Coastal bottlenose dolphins inhabiting the impacted waters oft Los Angeles (Schiff, 2000) year-round and using the area as foraging ground (this study; Bearzi, et al., 2009a), are top predators susceptible to indirect threats like marine debris, chemical and acoustic pollution (Simmonds and Hutchinson, 1996; Nowacek et al. 2007, Weilgart 2007, Stavros et al. 2008). Anthropogenic effects on these animals are usually difficult to assess, but dolphins bioaccumulate toxins and suffer immunological and reproductive disorders as a consequence (Simmonds and Hutchinson, 1996; Bossart 2007; Blasius and Goodmanlowe, 2008). Over 80% of bottlenose dolphins in the study area were found carrying skin diseases and body malformations (Bearzi et al., 2009). These diseases are usually correlated to poor quality of water and presence of contaminants (Bossart, 2007). Bottlenose dolphins are now used worldwide as key indicators of the status and health of coastal habitats because they represent important marine ecosystem sentinels (Wells et al., 2004). Long-term population monitoring data on these dolphins area powerful tool for tracking the progression of poorly understood diseases that may be relevant both to dolphin and human health.

In general, cetaceans are often viewed as flagship species (Mann et al., 2000; Prideaux, 2005). In the study area, and the established MPAs within, there is a substantial overlap in distribution between cetaceans and other apex and non-apex species (e.g. seabirds, fish, zooplankton; Bearzi, 2005). The overlap usually coincides with upwelling and nutrient-rich feeding areas. Conservation measures aimed at mitigating threats to cetaceans are expected to result in protection for other organisms as well.
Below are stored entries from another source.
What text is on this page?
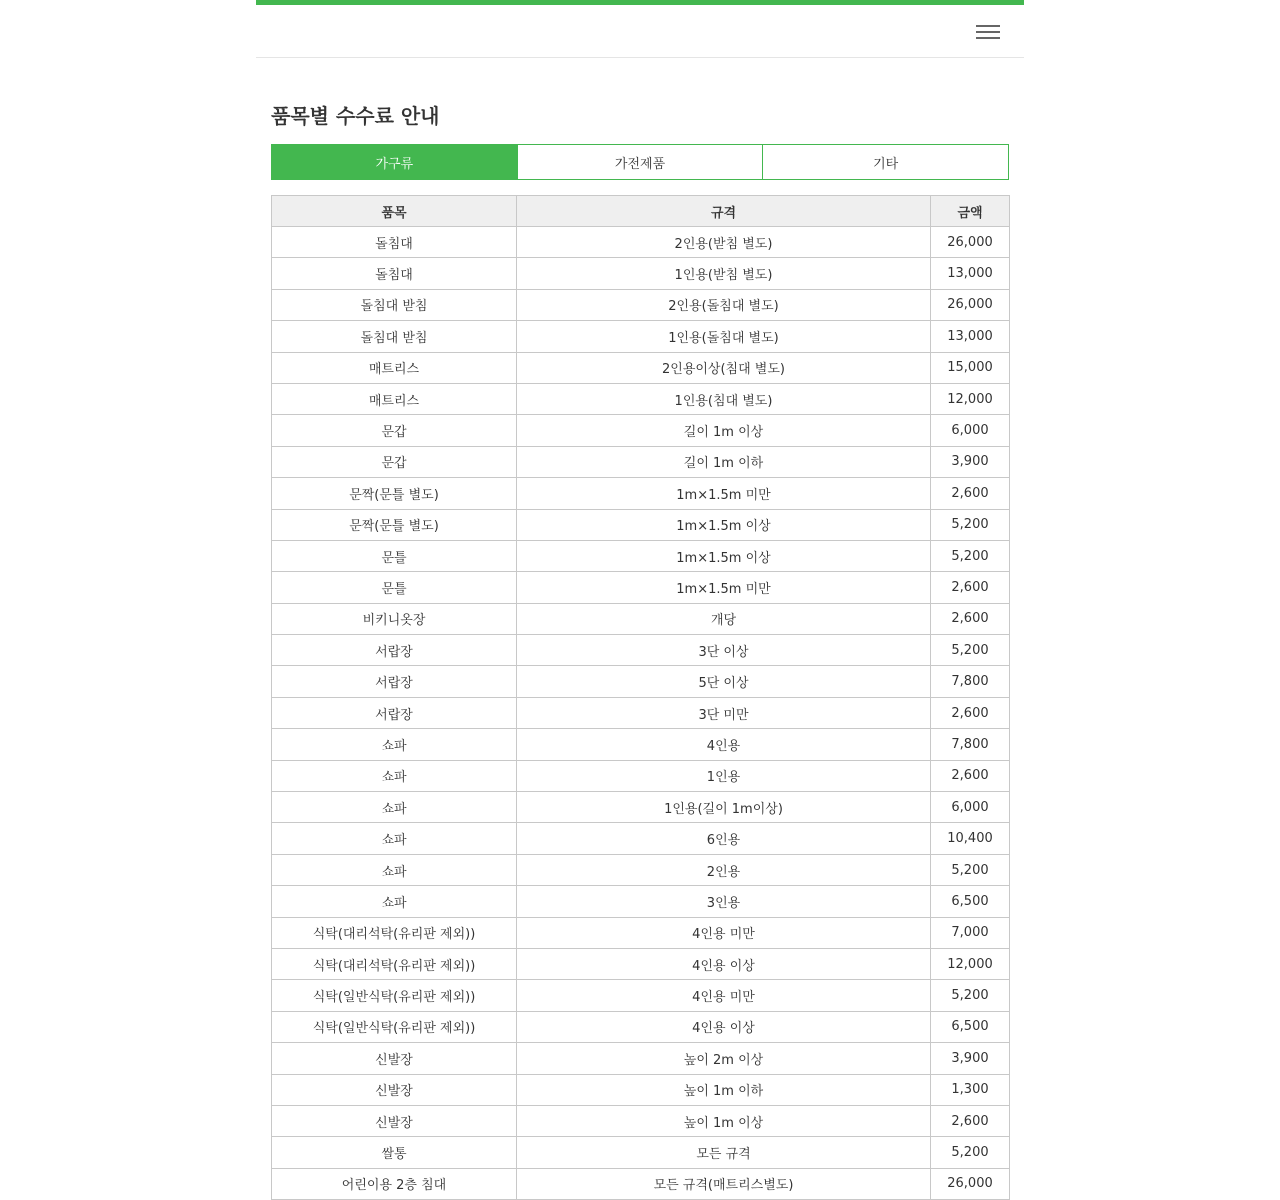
품목별 수수료 안내
가구류	가전제품	기타
품목	규격	금액
돌침대	2인용(받침 별도)	26,000
돌침대	1인용(받침 별도)	13,000
돌침대 받침	2인용(돌침대 별도)	26,000
돌침대 받침	1인용(돌침대 별도)	13,000
매트리스	2인용이상(침대 별도)	15,000
매트리스	1인용(침대 별도)	12,000
문갑	길이 1m 이상	6,000
문갑	길이 1m 이하	3,900
문짝(문틀 별도)	1m×1.5m 미만	2,600
문짝(문틀 별도)	1m×1.5m 이상	5,200
문틀	1m×1.5m 이상	5,200
문틀	1m×1.5m 미만	2,600
비키니옷장	개당	2,600
서랍장	3단 이상	5,200
서랍장	5단 이상	7,800
서랍장	3단 미만	2,600
쇼파	4인용	7,800
쇼파	1인용	2,600
쇼파	1인용(길이 1m이상)	6,000
쇼파	6인용	10,400
쇼파	2인용	5,200
쇼파	3인용	6,500
식탁(대리석탁(유리판 제외))	4인용 미만	7,000
식탁(대리석탁(유리판 제외))	4인용 이상	12,000
식탁(일반식탁(유리판 제외))	4인용 미만	5,200
식탁(일반식탁(유리판 제외))	4인용 이상	6,500
신발장	높이 2m 이상	3,900
신발장	높이 1m 이하	1,300
신발장	높이 1m 이상	2,600
쌀통	모든 규격	5,200
어린이용 2층 침대	모든 규격(매트리스별도)	26,000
Continuous monitoring is essential to identify not only the areas used preferentially by cetaceans within and outside the boundaries of the MPAs, but also the subset of critical habitats they use for different behavior, and the type of behaviors in which they are most vulnerable to human activities. Monitoring distribution, occurrence and behavior of these key species, as well as their threats, is essential in any decision-making process involving MPAs, as has also been suggested at the last International Committee on Marine Mammal Protected Areas (http://icmmpa.org/).

In conclusion, this paper provides new ecological baseline data on dolphins and whales, and offers preliminary information for better establishing goals for use of the newly established MPAs (e.g., control of human activities such as fishing, whale watching). The implication for MPA design and implementation in the study area is that a more flexible definition of MPAs for these cetaceans is needed. It also stresses the strong need of regular and long-term monitoring of cetaceans within and outside the boundaries of the MPAs. This will help to keep the definition of MPAs more adaptable, thereby facilitating the changes necessary to protect cetaceans, as well other species present in the areas.


The field research for the years 1997-2005 was funded by the Coastal Environmental Quality Initiative Fellowship and Ocean Conservation Society; field research for 2006-2007 and the entire data analyses were funded by the Santa Monica Bay Restoration Commission. This study would not have been possible without the help of the many Los Angeles Dolphin Project assistants and volunteers. Special thanks also go out to Maptech, Logger, and ESRI.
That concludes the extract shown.